Food has served as inspiration and medium for many contemporary artists, evoking desire, anger or delight. Think of Claes Oldenburg’s gargantuan inverted ice cream cone on top of a shopping centre in Germany, or Canadian artist Terence Koh’s sculptures of Michael Jackson moulded from Hershey’s chocolate. The idea that edible art could offer a delicious, rather than purely intellectual, experience is relatively new, but today’s food creators are blithely blurring the lines between culinary and visual arts. As a chef, Wong strives to bring gustatory pleasure through her creations, and she sees food as a playful way to bridge cultural differences. “A lollipop is never just a lollipop,” she says. “What’s considered acceptable to eat varies from country to country.”
Japanese artist Ayako Suwa uses food to explore “the possibilities of taste” and emotions. Her inspiration comes from nature, and her art – which is displayed in galleries and luxury retail shops or woven into her travelling “Guerilla Restaurant” performances – is visceral and provocative. Suwa says the aim is to reignite a primal sense of curiosity. As a child, the budding artist presented her playmates with dishes composed of found objects such as plants, shells and insects, and this fascination with the intersection between taste and imagination persists in her work. “Food does not merely pass from the mouth to the stomach,” she says.
Combining her training as an artist with an intuitive feel for ingredients, Suwa creates edible sculptures in miniature that juxtapose unusual flavours and textures.
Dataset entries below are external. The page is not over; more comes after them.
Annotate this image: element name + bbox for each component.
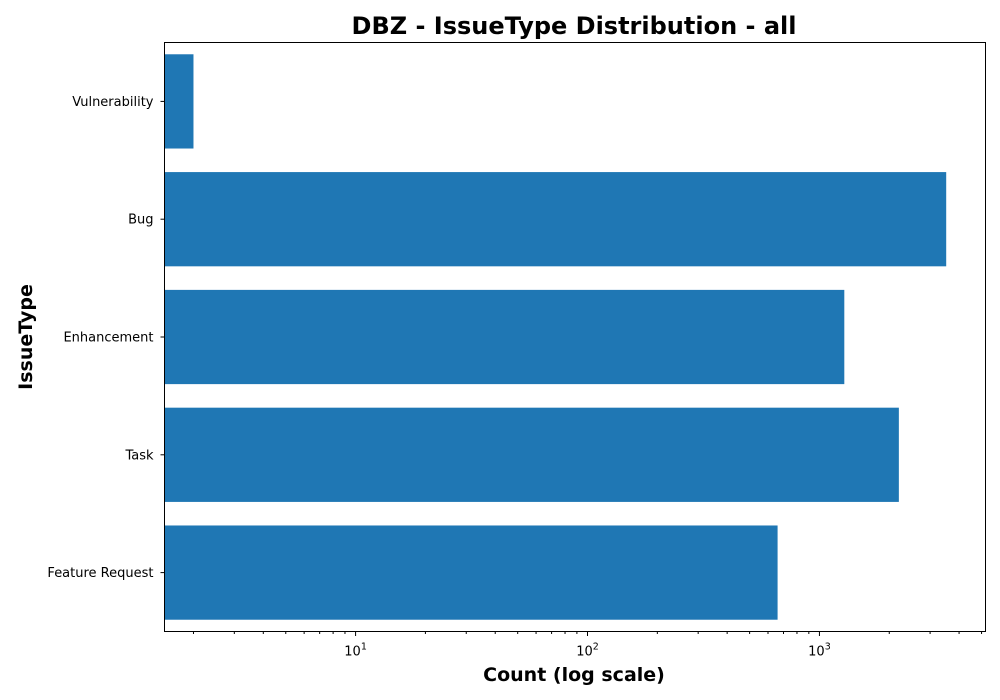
x-tick-label-base: 10 xyxy=(576,645,593,660)
bar-task xyxy=(164,407,899,502)
x-tick-label-base: 10 xyxy=(344,645,361,660)
bars-group xyxy=(164,54,947,620)
x-ticks-group: 101 102 103 xyxy=(192,631,983,660)
y-tick-label: Task xyxy=(124,448,154,463)
y-tick-label: Enhancement xyxy=(63,331,153,346)
bar-feature-request xyxy=(164,525,778,620)
bar-enhancement xyxy=(164,289,845,385)
y-axis-label: IssueType xyxy=(15,284,37,390)
bar-vulnerability xyxy=(164,54,194,149)
x-tick-label-exponent: 3 xyxy=(825,642,831,653)
y-ticks-group: Feature Request Task Enhancement Bug Vulnera… xyxy=(47,95,165,581)
chart-title: DBZ - IssueType Distribution - all xyxy=(352,12,797,40)
x-tick-label: 102 xyxy=(576,642,599,660)
x-tick-label: 103 xyxy=(808,642,831,660)
y-tick-label: Vulnerability xyxy=(72,95,154,110)
x-axis-label: Count (log scale) xyxy=(483,664,665,686)
x-tick-label-exponent: 1 xyxy=(361,642,367,653)
x-tick-label-base: 10 xyxy=(808,645,825,660)
bar-bug xyxy=(164,172,947,267)
y-tick-label: Feature Request xyxy=(47,566,153,581)
plot-frame xyxy=(164,42,986,632)
x-tick-label-exponent: 2 xyxy=(593,642,599,653)
x-tick-label: 101 xyxy=(344,642,367,660)
y-tick-label: Bug xyxy=(128,213,153,228)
A cut plum filled with balsamic vinegar and topped with red seaweed becomes a “lingering taste of regret with overtones of anger welling up,” while “shame and joy” is a combination of mushroom, fresh cream and mint.


“My work is not about nutritional value, a gourmet experience or familiar tastes. The people who decide to eat my food are seeking a ‘new value of food’ that is closely tied to instinct and curiosity,” Suwa says.
“Imagine the feeling of a primitive man when he discovered a sea cucumber for the first time.”